Seit einer Woche ist Geldersheim um mindestens einen Bürger gewachsen. Der kleine Davidson ist auf die Welt gekommen und liegt in den Armen seiner Mutter Victory aus Nigeria. Sie lebt als Asylbewerberin in den Conn Barracks. „Das sind alles Bürger unserer Gemeinde“, sagt Geldersheims Bürgermeister Oliver Brust. Er schenkte der jungen Mutter eine Packung Windeln.
Die Gemeinschaftsunterkunft ist seit Mitte April geöffnet, seitdem finden immer mehr Asylbewerber dort ein Zuhause. Platz ist für 196 Bewohner. Derzeit sind etwa 120 Menschen hier untergebracht, darunter zehn Kinder. Die Asylsuchenden kommen aus Syrien, Albanien, Nigeria, Serbien, Ukraine, Somalia, Afghanistan, Eritrea, Irak und Iran, zählt Unterkunftsleiter Hermann Fella auf.
Die Syrer stellen mit 67 Bewohnern die größte Gruppe. Unter ihnen ist auch die Familie Kourdi: Ein Vater mit seinen drei Söhnen. Sein Ältester ist Mohammed Fateh. Er kann etwas Englisch und erzählt von der Flucht. Die Familie kommt aus der nordsyrischen Stadt Aleppo. Eine Bombe traf ihr Haus, sagt der 22-Jährige. Vor über zwei Monaten machten sie sich auf den Weg nach Deutschland. Es ging mit einem kleinen Boot von der Türkei aus nach Griechenland. Von dort über den Balkan und Ungarn bis nach Österreich und schließlich Deutschland. 20 Tage dauerte die Reise.

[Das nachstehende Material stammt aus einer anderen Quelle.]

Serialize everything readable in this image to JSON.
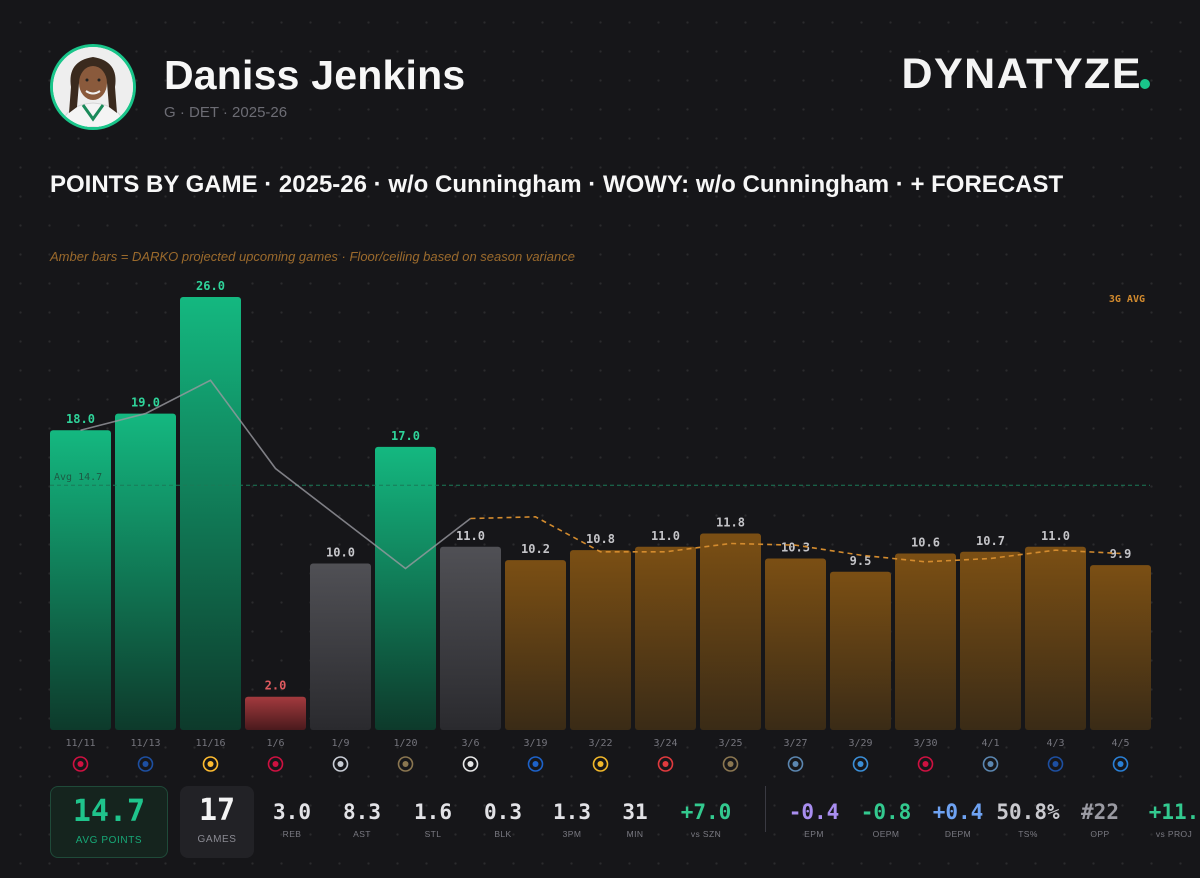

„Wir wollen in Deutschland bleiben“, sagt Kourdi. Hier gehe es ihnen gut. Er will Deutsch lernen und falls möglich, sein Studium zum Maschinenbauer abschließen. Die Mutter soll nachkommen, sobald sie als Flüchtlinge anerkannt werden. Daran hat der 22-Jährige aber Zweifel, denn sie wurden bereits in Ungarn registriert – womöglich werden sie dorthin abgeschoben. Die Familie bewohnt eine Zwei-Zimmer-Wohnung in der ehemaligen US-Kaserne: ein Tisch mit Stühlen, ein Fernseher, eine Küchennische, ein Bad und ein Schlafzimmer mit vier aneinandergestellten Betten. Dazu haben sie zwei Fahrräder bekommen.

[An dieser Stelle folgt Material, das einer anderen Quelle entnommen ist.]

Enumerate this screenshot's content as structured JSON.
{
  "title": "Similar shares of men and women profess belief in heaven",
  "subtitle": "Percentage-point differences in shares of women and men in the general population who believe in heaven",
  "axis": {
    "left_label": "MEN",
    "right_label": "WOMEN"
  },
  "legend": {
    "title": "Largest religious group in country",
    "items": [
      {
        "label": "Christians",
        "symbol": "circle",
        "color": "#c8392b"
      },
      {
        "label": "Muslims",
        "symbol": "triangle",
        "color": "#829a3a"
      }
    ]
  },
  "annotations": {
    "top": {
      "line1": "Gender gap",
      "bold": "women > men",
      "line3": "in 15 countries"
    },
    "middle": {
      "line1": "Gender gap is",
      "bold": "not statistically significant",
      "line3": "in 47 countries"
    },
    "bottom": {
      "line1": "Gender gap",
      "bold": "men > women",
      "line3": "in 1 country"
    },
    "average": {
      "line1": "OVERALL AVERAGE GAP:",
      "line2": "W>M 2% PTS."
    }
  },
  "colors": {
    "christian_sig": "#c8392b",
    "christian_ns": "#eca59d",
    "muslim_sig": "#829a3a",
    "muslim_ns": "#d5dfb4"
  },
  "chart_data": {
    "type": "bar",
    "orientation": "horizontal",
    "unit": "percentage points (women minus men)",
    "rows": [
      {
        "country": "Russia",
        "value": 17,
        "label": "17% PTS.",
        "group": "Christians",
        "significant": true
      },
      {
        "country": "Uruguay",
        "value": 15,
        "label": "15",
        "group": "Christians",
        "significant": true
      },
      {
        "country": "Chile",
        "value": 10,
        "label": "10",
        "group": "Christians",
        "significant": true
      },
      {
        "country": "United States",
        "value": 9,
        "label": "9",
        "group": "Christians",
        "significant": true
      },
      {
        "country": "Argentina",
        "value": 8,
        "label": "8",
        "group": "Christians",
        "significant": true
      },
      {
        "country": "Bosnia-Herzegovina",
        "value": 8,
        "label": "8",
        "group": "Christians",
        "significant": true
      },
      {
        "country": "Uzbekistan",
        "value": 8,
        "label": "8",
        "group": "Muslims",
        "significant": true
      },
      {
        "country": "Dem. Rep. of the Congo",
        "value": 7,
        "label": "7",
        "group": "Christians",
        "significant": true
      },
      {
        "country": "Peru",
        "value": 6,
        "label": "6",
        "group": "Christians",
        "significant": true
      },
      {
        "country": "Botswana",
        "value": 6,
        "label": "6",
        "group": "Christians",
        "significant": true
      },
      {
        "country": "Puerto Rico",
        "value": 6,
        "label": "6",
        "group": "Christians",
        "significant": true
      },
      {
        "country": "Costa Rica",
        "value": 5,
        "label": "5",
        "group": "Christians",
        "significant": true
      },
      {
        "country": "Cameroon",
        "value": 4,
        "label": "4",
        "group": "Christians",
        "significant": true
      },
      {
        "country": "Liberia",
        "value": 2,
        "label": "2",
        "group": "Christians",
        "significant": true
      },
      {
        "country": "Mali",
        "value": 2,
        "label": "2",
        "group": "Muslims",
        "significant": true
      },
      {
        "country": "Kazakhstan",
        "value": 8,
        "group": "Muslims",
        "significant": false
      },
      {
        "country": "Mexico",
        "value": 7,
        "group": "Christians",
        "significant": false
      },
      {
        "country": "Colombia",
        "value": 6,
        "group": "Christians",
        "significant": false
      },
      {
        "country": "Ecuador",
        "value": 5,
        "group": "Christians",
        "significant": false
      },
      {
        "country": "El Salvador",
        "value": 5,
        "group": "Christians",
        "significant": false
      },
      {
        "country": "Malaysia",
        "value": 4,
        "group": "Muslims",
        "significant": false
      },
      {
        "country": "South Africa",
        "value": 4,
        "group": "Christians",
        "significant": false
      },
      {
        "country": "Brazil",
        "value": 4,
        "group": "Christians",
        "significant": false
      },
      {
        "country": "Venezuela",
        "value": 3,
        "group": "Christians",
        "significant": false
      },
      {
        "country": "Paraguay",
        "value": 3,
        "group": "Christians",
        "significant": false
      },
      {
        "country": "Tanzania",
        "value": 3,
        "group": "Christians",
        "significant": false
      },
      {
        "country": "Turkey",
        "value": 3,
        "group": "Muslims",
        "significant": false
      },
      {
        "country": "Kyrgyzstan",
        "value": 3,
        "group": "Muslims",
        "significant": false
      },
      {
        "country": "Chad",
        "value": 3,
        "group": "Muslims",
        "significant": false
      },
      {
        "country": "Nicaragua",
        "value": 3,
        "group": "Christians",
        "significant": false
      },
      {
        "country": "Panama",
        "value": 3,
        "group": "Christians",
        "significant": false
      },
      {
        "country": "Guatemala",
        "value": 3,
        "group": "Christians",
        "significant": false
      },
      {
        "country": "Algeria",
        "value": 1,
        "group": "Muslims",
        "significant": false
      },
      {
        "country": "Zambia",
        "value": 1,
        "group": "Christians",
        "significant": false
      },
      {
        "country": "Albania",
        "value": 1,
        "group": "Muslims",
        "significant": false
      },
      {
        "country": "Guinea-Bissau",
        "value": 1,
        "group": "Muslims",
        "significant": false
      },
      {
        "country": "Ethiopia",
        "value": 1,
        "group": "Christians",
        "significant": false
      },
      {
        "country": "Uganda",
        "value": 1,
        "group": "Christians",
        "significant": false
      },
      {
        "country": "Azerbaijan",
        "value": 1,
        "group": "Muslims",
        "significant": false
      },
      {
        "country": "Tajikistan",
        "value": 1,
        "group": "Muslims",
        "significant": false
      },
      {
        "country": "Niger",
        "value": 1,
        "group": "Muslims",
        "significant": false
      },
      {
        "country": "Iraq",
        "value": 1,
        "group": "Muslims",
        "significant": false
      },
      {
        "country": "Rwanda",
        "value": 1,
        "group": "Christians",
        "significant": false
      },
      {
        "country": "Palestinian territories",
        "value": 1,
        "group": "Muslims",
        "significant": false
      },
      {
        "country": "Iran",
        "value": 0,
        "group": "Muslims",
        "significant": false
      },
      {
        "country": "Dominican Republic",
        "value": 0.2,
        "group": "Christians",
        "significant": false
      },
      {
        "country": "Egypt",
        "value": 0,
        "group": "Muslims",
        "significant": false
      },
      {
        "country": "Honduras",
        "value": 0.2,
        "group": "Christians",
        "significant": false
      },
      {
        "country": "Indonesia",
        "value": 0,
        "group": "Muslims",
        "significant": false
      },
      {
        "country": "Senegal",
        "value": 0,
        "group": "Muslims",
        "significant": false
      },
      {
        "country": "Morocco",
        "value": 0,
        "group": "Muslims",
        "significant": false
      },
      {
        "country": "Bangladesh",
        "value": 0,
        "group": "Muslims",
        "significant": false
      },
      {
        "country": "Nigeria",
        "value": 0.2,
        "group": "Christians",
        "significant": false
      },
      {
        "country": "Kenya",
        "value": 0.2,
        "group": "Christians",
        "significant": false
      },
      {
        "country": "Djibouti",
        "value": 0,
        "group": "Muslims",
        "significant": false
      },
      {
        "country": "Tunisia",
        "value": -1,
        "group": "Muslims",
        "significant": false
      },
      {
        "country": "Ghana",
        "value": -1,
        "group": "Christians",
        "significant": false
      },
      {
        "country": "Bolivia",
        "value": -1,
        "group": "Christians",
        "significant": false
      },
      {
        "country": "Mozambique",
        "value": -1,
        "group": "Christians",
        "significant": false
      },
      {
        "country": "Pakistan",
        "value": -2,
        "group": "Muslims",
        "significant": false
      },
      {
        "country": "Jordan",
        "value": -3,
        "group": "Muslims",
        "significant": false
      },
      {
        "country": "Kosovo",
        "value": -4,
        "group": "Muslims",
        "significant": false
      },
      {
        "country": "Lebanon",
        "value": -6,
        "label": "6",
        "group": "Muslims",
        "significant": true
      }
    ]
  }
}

Das ist oft die einzige Verbindung nach außen. Über 100 Fahrräder hat die Gemeinde Geldersheim für die Asylsuchenden gesammelt und von einem Freiwilligen herrichten lassen. Bürgermeister Brust will bald eine bessere Busverbindung organisieren. „Die Integration ist wegen der räumlichen Trennung schwierig.“ Im Dorf hätten sich jedoch einige Ehrenamtliche gefunden, die Fahrdienste und Sprachkurse anbieten. Freilich sei die Asylunterkunft eine Zusatzbelastung für die Gemeinde, sagt Brust. „Aber Zusatzbelastung ausdrücklich in Anführungszeichen. Es ist unsere Bürgerpflicht, diese Leute, die aus Kriegsgebieten kommen, hier aufzunehmen.“
Neben der Gemeinde kümmert sich auch die Diakonie um die Asylbewerber. Kourdi zeigt freudig einen Zettel, den er soeben von der Helferin Catarina Sauer bekommen hat. Es ist eine Bewilligung einer Stiftung, die seinem 14-jährigen Bruder kostenlos neue Brillengläser ermöglicht.

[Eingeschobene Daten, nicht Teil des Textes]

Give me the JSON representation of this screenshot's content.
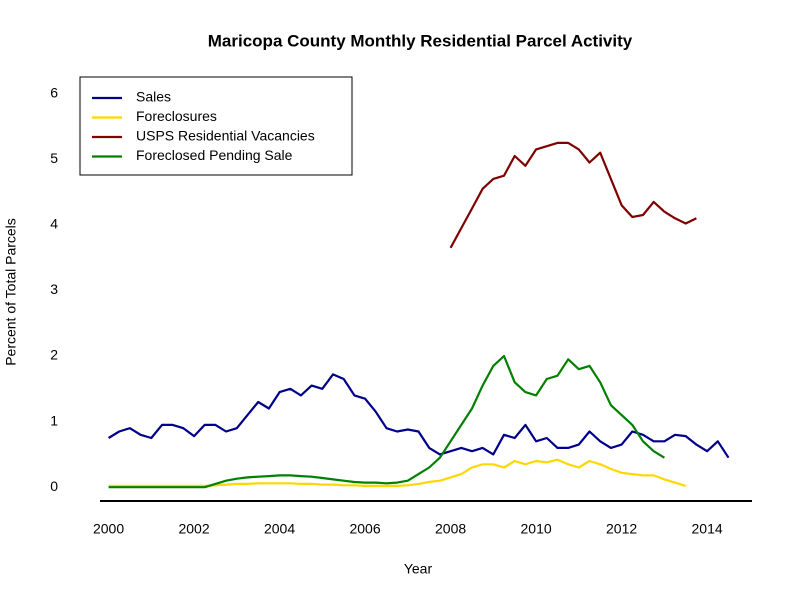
{
  "chart_data": {
    "type": "line",
    "title": "Maricopa County Monthly Residential Parcel Activity",
    "x_label": "Year",
    "y_label": "Percent of Total Parcels",
    "xlim": [
      1999.8,
      2015.05
    ],
    "ylim": [
      -0.21,
      6.3
    ],
    "xticks": [
      2000,
      2002,
      2004,
      2006,
      2008,
      2010,
      2012,
      2014
    ],
    "yticks": [
      0,
      1,
      2,
      3,
      4,
      5,
      6
    ],
    "grid": false,
    "legend": "top-left",
    "x": [
      2000,
      2000.25,
      2000.5,
      2000.75,
      2001,
      2001.25,
      2001.5,
      2001.75,
      2002,
      2002.25,
      2002.5,
      2002.75,
      2003,
      2003.25,
      2003.5,
      2003.75,
      2004,
      2004.25,
      2004.5,
      2004.75,
      2005,
      2005.25,
      2005.5,
      2005.75,
      2006,
      2006.25,
      2006.5,
      2006.75,
      2007,
      2007.25,
      2007.5,
      2007.75,
      2008,
      2008.25,
      2008.5,
      2008.75,
      2009,
      2009.25,
      2009.5,
      2009.75,
      2010,
      2010.25,
      2010.5,
      2010.75,
      2011,
      2011.25,
      2011.5,
      2011.75,
      2012,
      2012.25,
      2012.5,
      2012.75,
      2013,
      2013.25,
      2013.5,
      2013.75,
      2014,
      2014.25,
      2014.5
    ],
    "series": [
      {
        "name": "Sales",
        "color": "#00008b",
        "values": [
          0.75,
          0.85,
          0.9,
          0.8,
          0.75,
          0.95,
          0.95,
          0.9,
          0.78,
          0.95,
          0.95,
          0.85,
          0.9,
          1.1,
          1.3,
          1.2,
          1.45,
          1.5,
          1.4,
          1.55,
          1.5,
          1.72,
          1.65,
          1.4,
          1.35,
          1.15,
          0.9,
          0.85,
          0.88,
          0.85,
          0.6,
          0.5,
          0.55,
          0.6,
          0.55,
          0.6,
          0.5,
          0.8,
          0.75,
          0.95,
          0.7,
          0.75,
          0.6,
          0.6,
          0.65,
          0.85,
          0.7,
          0.6,
          0.65,
          0.85,
          0.8,
          0.7,
          0.7,
          0.8,
          0.78,
          0.65,
          0.55,
          0.7,
          0.45
        ]
      },
      {
        "name": "Foreclosures",
        "color": "#ffd700",
        "values": [
          0.02,
          0.02,
          0.02,
          0.02,
          0.02,
          0.02,
          0.02,
          0.02,
          0.02,
          0.02,
          0.03,
          0.04,
          0.05,
          0.05,
          0.06,
          0.06,
          0.06,
          0.06,
          0.05,
          0.05,
          0.04,
          0.04,
          0.03,
          0.03,
          0.02,
          0.02,
          0.02,
          0.02,
          0.03,
          0.05,
          0.08,
          0.1,
          0.15,
          0.2,
          0.3,
          0.35,
          0.35,
          0.3,
          0.4,
          0.35,
          0.4,
          0.38,
          0.42,
          0.35,
          0.3,
          0.4,
          0.35,
          0.28,
          0.22,
          0.2,
          0.18,
          0.18,
          0.12,
          0.07,
          0.02,
          null,
          null,
          null,
          null
        ]
      },
      {
        "name": "USPS Residential Vacancies",
        "color": "#800000",
        "values": [
          null,
          null,
          null,
          null,
          null,
          null,
          null,
          null,
          null,
          null,
          null,
          null,
          null,
          null,
          null,
          null,
          null,
          null,
          null,
          null,
          null,
          null,
          null,
          null,
          null,
          null,
          null,
          null,
          null,
          null,
          null,
          null,
          3.65,
          3.95,
          4.25,
          4.55,
          4.7,
          4.75,
          5.05,
          4.9,
          5.15,
          5.2,
          5.25,
          5.25,
          5.15,
          4.95,
          5.1,
          4.7,
          4.3,
          4.12,
          4.15,
          4.35,
          4.2,
          4.1,
          4.02,
          4.1,
          null,
          null,
          null
        ]
      },
      {
        "name": "Foreclosed Pending Sale",
        "color": "#008000",
        "values": [
          0,
          0,
          0,
          0,
          0,
          0,
          0,
          0,
          0,
          0,
          0.05,
          0.1,
          0.13,
          0.15,
          0.16,
          0.17,
          0.18,
          0.18,
          0.17,
          0.16,
          0.14,
          0.12,
          0.1,
          0.08,
          0.07,
          0.07,
          0.06,
          0.07,
          0.1,
          0.2,
          0.3,
          0.45,
          0.7,
          0.95,
          1.2,
          1.55,
          1.85,
          2.0,
          1.6,
          1.45,
          1.4,
          1.65,
          1.7,
          1.95,
          1.8,
          1.85,
          1.6,
          1.25,
          1.1,
          0.95,
          0.7,
          0.55,
          0.45,
          null,
          null,
          null,
          null,
          null,
          null
        ]
      }
    ]
  }
}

Uwe Kraus von der Diakonie erklärt, dass seine Einrichtung helfe, solche Dinge zu beantragen. Auch um die Eröffnung von Girokonten für die Flüchtlinge kümmert sich die Diakonie. Dolmetscher helfen zudem bei Amtsbesuchen und sind generell für alle Anliegen der Bewohner da. Das Angebot richte sich aber nicht nur an Asylbewerber, sondern an alle Hilfebedürftigen, betont Kraus.
Auf dem Platz vor der Kaserne fährt ein grauer VW-Bus vor. „Das sind die Neuen“, sagt Unterkunftsleiter Fella. Innerhalb der nächsten zwei Wochen werden dann wohl alle Plätze belegt sein, vermutet er.